Assuming that plaintiff can plead that Thompson and Walters were directors, I will comment on the business judgment arguments, because they will recur. Plaintiff argues that the court should disregard the cases cited by defendants because they use the Delaware state law pleading standard (fact pleading) instead of the federal standard (notice pleading). See In re Tower Air, Inc., 416 F.3d 229, 235-236 (3d Cir. Del. 2005) (pointing out that applying "Chancery Rule 8 in federal court makes some intuitive sense," because its language mirrors Fed.R.Civ.P. 8, however the "problem is that Delaware courts interpret Chancery Rule 8 to require pleading facts with specificity"). The federal pleading standard only requires claims for relief to contain "(1) a short and plain statement of the grounds for the court's jurisdiction . . .; (2) a short and plain statement of the claim showing that the pleader is entitled to relief; and (3) a demand for relief sought . . .". Fed.R.Civ.P. 8(a) (made applicable to adversary proceedings through Fed.R.Bankr.P. 7008) (emphasis added). In this case, I will apply the federal notice pleading standard.

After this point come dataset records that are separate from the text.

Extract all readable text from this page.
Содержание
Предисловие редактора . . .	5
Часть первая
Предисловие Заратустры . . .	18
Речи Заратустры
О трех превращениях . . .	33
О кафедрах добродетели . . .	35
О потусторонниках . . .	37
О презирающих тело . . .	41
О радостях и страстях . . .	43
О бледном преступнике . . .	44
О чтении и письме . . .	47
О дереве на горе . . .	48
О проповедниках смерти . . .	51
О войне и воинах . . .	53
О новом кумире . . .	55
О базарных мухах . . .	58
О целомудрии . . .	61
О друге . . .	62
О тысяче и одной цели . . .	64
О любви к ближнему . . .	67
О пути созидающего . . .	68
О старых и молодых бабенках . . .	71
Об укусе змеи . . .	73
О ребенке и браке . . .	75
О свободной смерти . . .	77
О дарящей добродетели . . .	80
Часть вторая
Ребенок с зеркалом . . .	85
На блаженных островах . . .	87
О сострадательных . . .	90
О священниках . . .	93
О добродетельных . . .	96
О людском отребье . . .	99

I recognize that the cases regarding whether a plaintiff must plead around the business judgement rule are divided. I am more persuaded by the reasoning in the line of cases that holds that "a ruling on the applicability of the business judgment rule is peculiarly a question of fact, wholly inappropriate for consideration on a motion to dismiss." Federal Sav. Loan Ins. Corp. v. Musacchio, 695 F. Supp. 1053, 1064 (N.D. Cal. 1988). The business judgement rule is a defense. Id.; see also In Shamrock Holdings, Inc. v. Arenson, 456 F. Supp. 2d 599, 609 (D. Del. 2006) (stating that the business judgement rule is an affirmative defense that will not "trigger dismissal of a complaint under Rule 12(b)(6)"). Under the federal notice pleading standard, a plaintiff is not required to preemptively plead around defenses not alleged in his complaint. Shamrock Holdings; 456 F. Supp. 2d at 609-10; see also Musacchio, 695 F. Supp. at 1064. In this case, plaintiff did not make any allegations about the business judgment rule in his complaint.
In conclusion, defendants' motion to dismiss will be denied as to claim #1 — #4 and granted as to claim #5 with leave to replead. Plaintiff should submit an order so providing within ten (10) days of the date of this letter.